Adsorption of Cd (II), Pb (II) and Cr (III) on chemically modified Euterpe Oleracea biomass for the remediation of water pollution

Abstract

This study evaluated the use of Euterpe oleracea endocarp after chemical modification with H2O2, H2SO4 and NaOH for the removal of Cd2+, Pb2+ and Cr3+ from water. Therefore, the adsorbent was characterized for its chemical composition, Fourier Transform Infrared (FTIR) analysis, Scanning Electron Microscope (SEM) images, and pH of point of zero charge (pHPZC), thermal stability and porosimetry. Adsorption tests were conducted by using a Central Composite Design (CCD). Pseudo-first order, pseudo-second order, Elovich and intraparticle diffusion models evaluated the adsorption kinetics, and sorption isotherms were linearized according to Langmuir, Freundlich and Dubinin-Radushkevich. The effect of initial concentration, temperature in the process and the desorption were also analyzed.

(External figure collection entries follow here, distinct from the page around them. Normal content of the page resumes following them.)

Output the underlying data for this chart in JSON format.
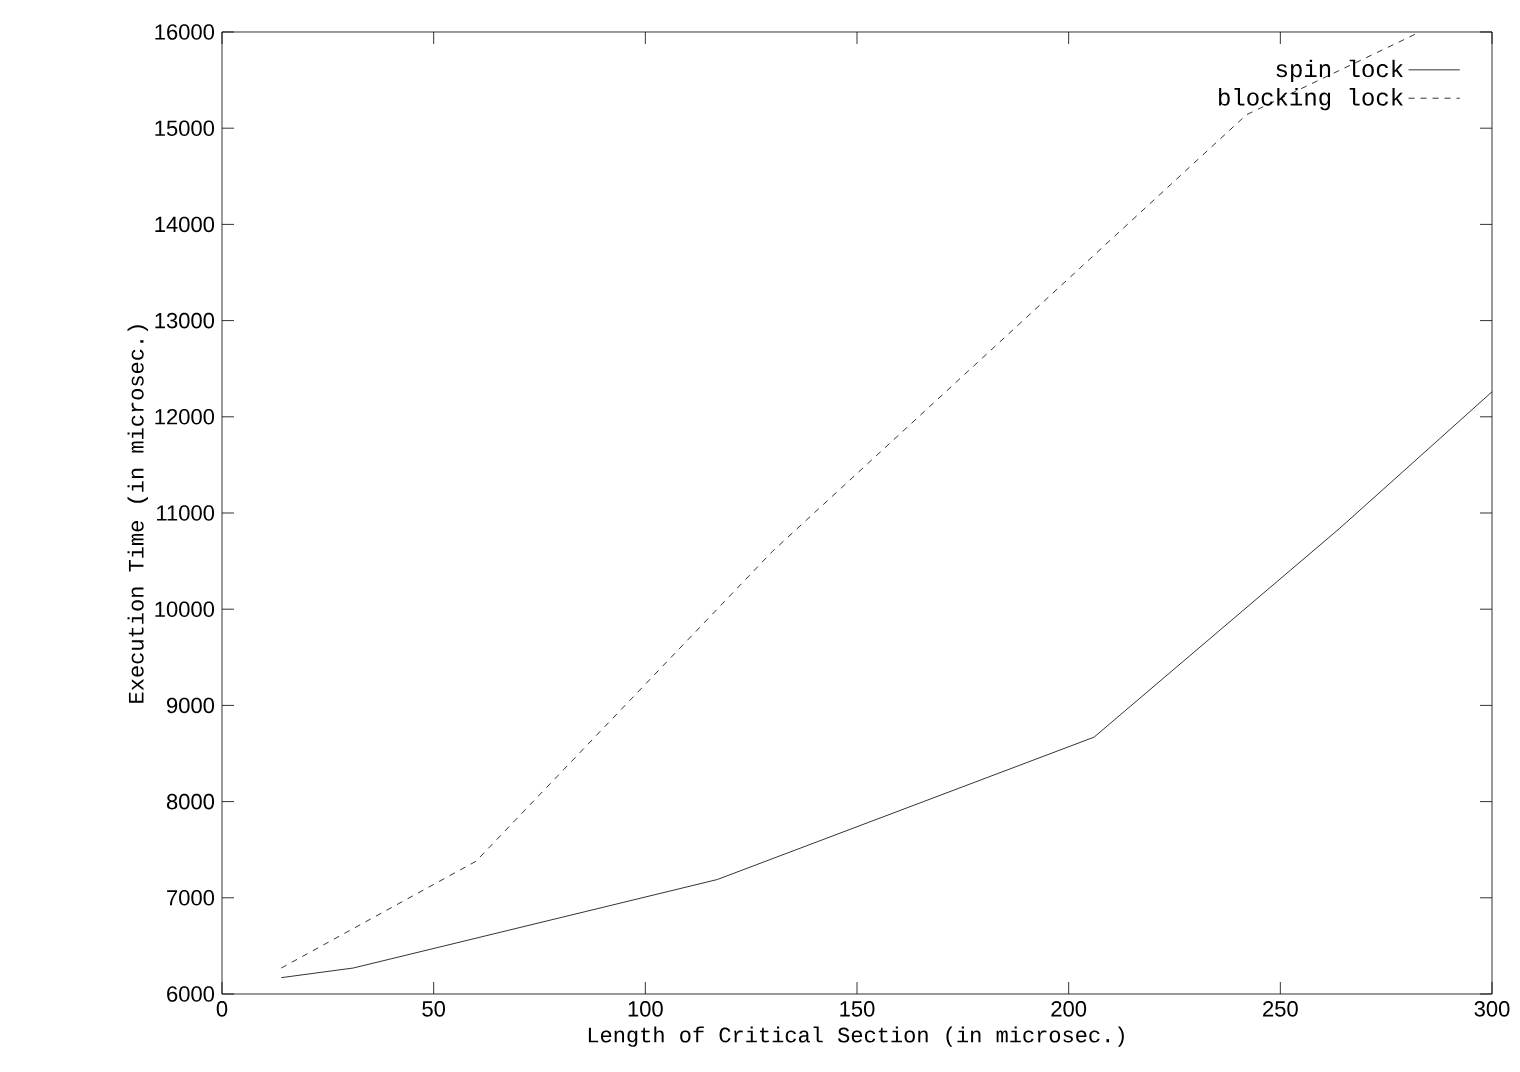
{
  "chart_data": {
    "type": "line",
    "xlabel": "Length of Critical Section (in microsec.)",
    "ylabel": "Execution Time (in microsec.)",
    "xlim": [
      0,
      300
    ],
    "ylim": [
      6000,
      16000
    ],
    "xticks": [
      0,
      50,
      100,
      150,
      200,
      250,
      300
    ],
    "yticks": [
      6000,
      7000,
      8000,
      9000,
      10000,
      11000,
      12000,
      13000,
      14000,
      15000,
      16000
    ],
    "legend": "top right",
    "grid": false,
    "series": [
      {
        "name": "spin lock",
        "color": "#000000",
        "line_style": "solid",
        "x": [
          14,
          31,
          117,
          206,
          264,
          300
        ],
        "values": [
          6170,
          6270,
          7190,
          8670,
          10840,
          12260
        ]
      },
      {
        "name": "blocking lock",
        "color": "#000000",
        "line_style": "dashed",
        "x": [
          14,
          60,
          130,
          205,
          242,
          283
        ],
        "values": [
          6270,
          7380,
          10600,
          13640,
          15140,
          16000
        ]
      }
    ]
  }
}
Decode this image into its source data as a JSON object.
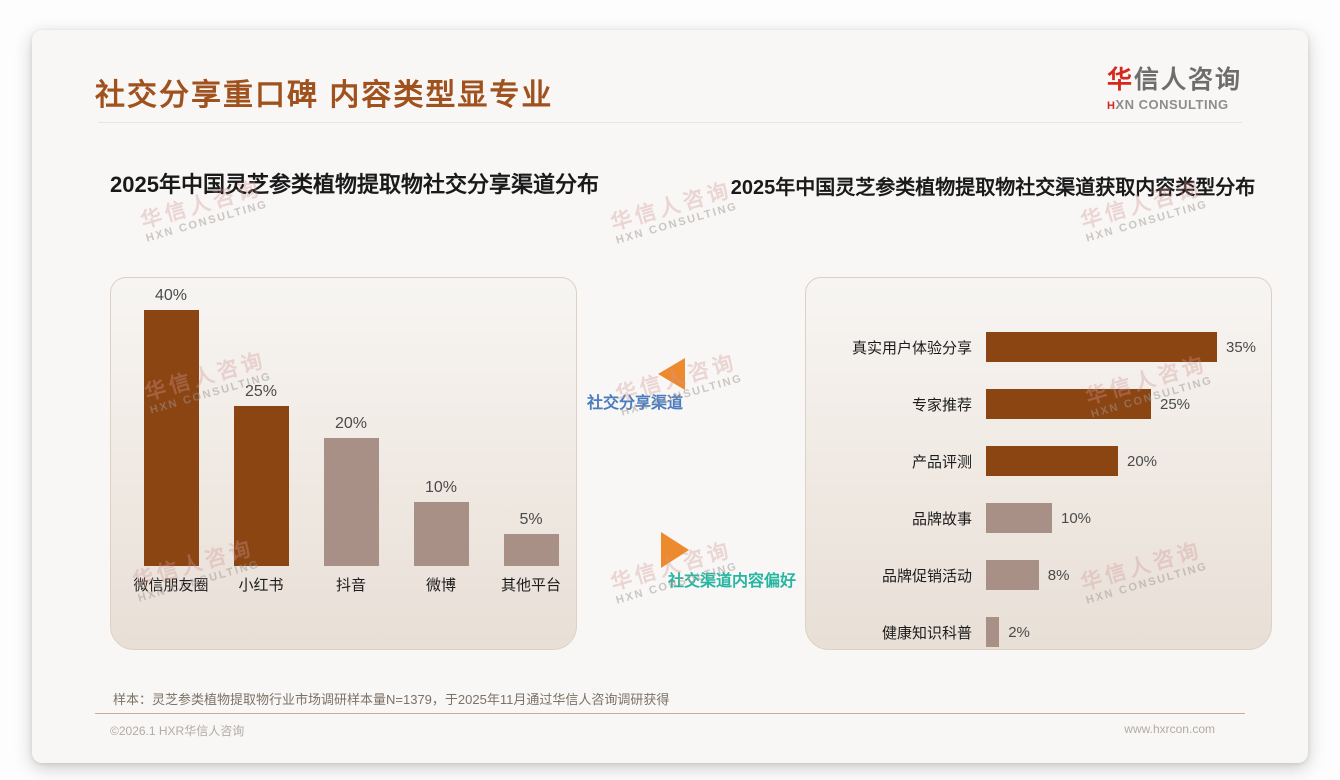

SEM results showed that the açaí adsorbents (or CA) had irregular and heterogeneous structure, and IR analysis evidenced the presence of hydroxyl, aliphatic, phenolic and carboxylic surface groups; both analyses indicate favorable adsorption characteristics. The pHPZC of the adsorbent is 4.41, 4.02 and 7.10 for CA modified with H2O2, H2SO4 and NaOH, respectively. The optimum adsorption conditions were pH 5.0, within 40 min, with 4 g L-1 as the ideal adsorbent dose. The predominance of chemisorption occurs, in mono and multilayer. The adsorption is only spontaneous for Cd2+ at 15 and 25°C. The CA has the potential to increase the removal efficiency of Cd, Pb and Cr, when chemically modified, particularly with H2O2 and H2SO4.